First Look: New Cocktail Bar Canard Opens Tomorrow

Treadsack bar director Leslie Ross, behind the bar of soon-to-open Canard with a giant bottle of Chartreuse.
Treadsack bar director Leslie Ross, behind the bar of soon-to-open Canard with a giant bottle of Chartreuse.
Photo by Chuck Cook Photography

Canard, a new cocktail bar at 4721 North Main from the Treadsack group and bar director Leslie Ross, is officially opening for business on Friday, March 18 at 5 p.m. The fledgling establishment hosted a test drive service last night with a small group of employees, relatives and close industry friends in attendance.

Treadsack co-owner Chris Cusack looked happy, relieved and perhaps a little tired as he greeted guests during the evening. For now at least, this is the group’s final grand opening. Since the end of September, the ambitious company that first started its journey with Down House has opened three more full-fledged restaurants, all with cocktail programs overseen by Ross: Hunky Dory, Foreign Correspondents (next door to Canard) and Bernadine’s. It has been a monumental task.

Treadsack bar director Leslie Ross was quietly ebullient, even a little tearful at one point when her mom visited the new bar intended to showcase the full range of her daughter’s considerable talent — including her background as a chemist.

Ross creates the Belladonna cocktail for her mom, garnished with a solitary nasturtium leaf and blossoms held by a curved orange peel.
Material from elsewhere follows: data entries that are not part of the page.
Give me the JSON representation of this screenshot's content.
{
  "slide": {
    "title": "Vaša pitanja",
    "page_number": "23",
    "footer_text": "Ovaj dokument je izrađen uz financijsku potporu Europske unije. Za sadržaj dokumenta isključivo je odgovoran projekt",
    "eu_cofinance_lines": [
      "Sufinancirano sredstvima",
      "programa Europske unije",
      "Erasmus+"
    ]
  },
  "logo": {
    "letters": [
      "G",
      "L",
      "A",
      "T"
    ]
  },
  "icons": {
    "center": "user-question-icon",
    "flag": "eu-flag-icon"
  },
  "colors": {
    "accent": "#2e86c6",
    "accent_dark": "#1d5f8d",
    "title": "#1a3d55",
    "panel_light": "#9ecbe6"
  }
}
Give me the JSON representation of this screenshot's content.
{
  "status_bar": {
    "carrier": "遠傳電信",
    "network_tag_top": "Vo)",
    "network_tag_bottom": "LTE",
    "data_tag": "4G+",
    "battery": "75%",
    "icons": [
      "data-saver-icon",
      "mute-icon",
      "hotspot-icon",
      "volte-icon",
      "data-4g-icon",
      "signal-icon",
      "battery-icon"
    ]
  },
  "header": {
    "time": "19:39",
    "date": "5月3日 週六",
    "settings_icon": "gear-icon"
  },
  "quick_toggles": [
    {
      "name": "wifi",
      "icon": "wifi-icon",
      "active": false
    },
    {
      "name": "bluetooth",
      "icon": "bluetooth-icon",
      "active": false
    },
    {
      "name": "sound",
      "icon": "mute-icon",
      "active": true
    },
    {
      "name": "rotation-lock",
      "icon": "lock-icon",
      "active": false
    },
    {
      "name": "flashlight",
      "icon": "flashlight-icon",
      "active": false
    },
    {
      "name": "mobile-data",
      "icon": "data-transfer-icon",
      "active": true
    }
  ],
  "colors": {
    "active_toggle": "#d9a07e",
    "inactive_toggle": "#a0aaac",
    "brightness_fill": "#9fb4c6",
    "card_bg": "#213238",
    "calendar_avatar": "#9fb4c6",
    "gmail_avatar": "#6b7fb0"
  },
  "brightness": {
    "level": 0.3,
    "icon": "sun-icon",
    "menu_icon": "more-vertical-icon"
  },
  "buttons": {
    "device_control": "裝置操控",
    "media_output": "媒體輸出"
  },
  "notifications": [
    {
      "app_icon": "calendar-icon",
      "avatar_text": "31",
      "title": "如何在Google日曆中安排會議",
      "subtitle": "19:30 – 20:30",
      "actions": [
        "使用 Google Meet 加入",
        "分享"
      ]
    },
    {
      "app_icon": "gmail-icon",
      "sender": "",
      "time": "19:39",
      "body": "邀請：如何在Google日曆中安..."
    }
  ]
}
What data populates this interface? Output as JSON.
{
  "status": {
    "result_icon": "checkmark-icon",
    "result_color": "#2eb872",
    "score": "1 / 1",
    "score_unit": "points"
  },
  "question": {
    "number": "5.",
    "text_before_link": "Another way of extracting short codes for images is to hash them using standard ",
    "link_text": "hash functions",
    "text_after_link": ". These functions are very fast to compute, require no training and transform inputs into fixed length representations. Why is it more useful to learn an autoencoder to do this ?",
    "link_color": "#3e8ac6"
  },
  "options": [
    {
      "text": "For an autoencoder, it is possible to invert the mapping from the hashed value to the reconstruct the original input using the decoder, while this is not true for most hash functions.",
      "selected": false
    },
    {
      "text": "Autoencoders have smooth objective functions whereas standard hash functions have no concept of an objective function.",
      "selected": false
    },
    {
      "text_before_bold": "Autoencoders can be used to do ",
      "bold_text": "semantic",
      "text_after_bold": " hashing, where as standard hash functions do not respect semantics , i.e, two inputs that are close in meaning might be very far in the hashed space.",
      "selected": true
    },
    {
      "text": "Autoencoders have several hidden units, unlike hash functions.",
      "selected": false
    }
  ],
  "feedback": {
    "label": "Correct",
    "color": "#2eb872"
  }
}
A slice of blood orange minds the bottom of a glass of absinthe, French vermouth, apple peel and tincture of violet and ambrette seed oil.
Ross creates the Belladonna cocktail for her mom, garnished with a solitary nasturtium leaf and blossoms held by a curved orange peel. A slice of blood orange minds the bottom of a glass of absinthe, French vermouth, apple peel and tincture of violet and ambrette seed oil.
Photo by Chuck Cook Photography

Ross said the general contractor has worked impossibly long hours over the past few days to get Canard open in time. The results are lovely, and if there’s anything left to be done, it doesn’t look that way to patrons.

Canard looks like a French lounge, with deep, sumptuous sofas upholstered in royal purple that promise to hold many groups of friends in the future. The back bar is painted in teal, and the barstools along the counter, with nominal curved gold metal backs that reach to the floor, could be art deco by way of Paris.

It will be a good home base for highlighting Ross’s extraordinary penchant for nuanced, complex libations. Canard’s program employs essential oils that at first blush seem like they would never work in a cocktail: sandalwood, rosewood and cedar. Yet these elements do work with traditional spirits and elements beautifully when used in just the right amounts — and Ross excels at balance.

A carefully restored optic dispenser mounted to purple heart wood behind the bar of Canard.
A carefully restored optic dispenser mounted to purple heart wood behind the bar of Canard.
Photo by Chuck Cook Photgraphy

If those nuances sound more like the tenets of a perfumer's trade than a bartender’s, that’s no coincidence. Ross said that Canard’s original cocktails are more like perfume, while those in the “Optics” section of the menu are bolder, like cologne. “Optics” refers to the four glass dispensers mounted to the display of purple heart wood above the back bar counter. These are carefully restored antiques with porcelain inner workings that hold bold concoctions, such as The Inquisitor, with Makers 46 bourbon, Spanish brandy, Spanish vermouth, saffron, frankincense and myrrh.

The Canard Originals part of the menu is quite seasonal. Currently, it speaks of spring gardens. The Rosacrucian, a mix of cognac, sparkling rosé, sandalwood tincture and labdanum, is served up and garnished with a single rose leaf that holds a droplet of beeswax. The essence of a rose is distinct, but it's not overpowering, just a pretty floral touch. 

Leslie Ross constructs the Rosacrucian cocktail, with cognac, sparkling rosé, sandalwood and labdanum accented with a fresh rose petal that holds a droplet of beeswax
Leslie Ross constructs the Rosacrucian cocktail, with cognac, sparkling rosé, sandalwood and labdanum accented with a fresh rose petal that holds a droplet of beeswax
Photo by Chuck Cook Photography

For those who adore the classics, there is a well-executed Old Fashioned, a Gin and Tonic laced with Crème Yvette (a liqueur laced with violet petals, berries and spices), and the Canard Mule with gin, Suze (a slightly bitter liqueur with gentian root), absinthe, mint, ginger beer and grapefruit peel. 

Canard will soon be joined by Morningstar Coffee & Donuts (from David Buehrer and Ecky Prabanto of Greenway Coffee) in the strip center that already houses Foreign Correspondents. Together, the trio of hot spots will constitute a much-needed adventurous culinary destination on that section of North Main. Canard has seating for a maximum of about 60, and there is no reason not to believe it will fill up in the evenings as people discover its many charms.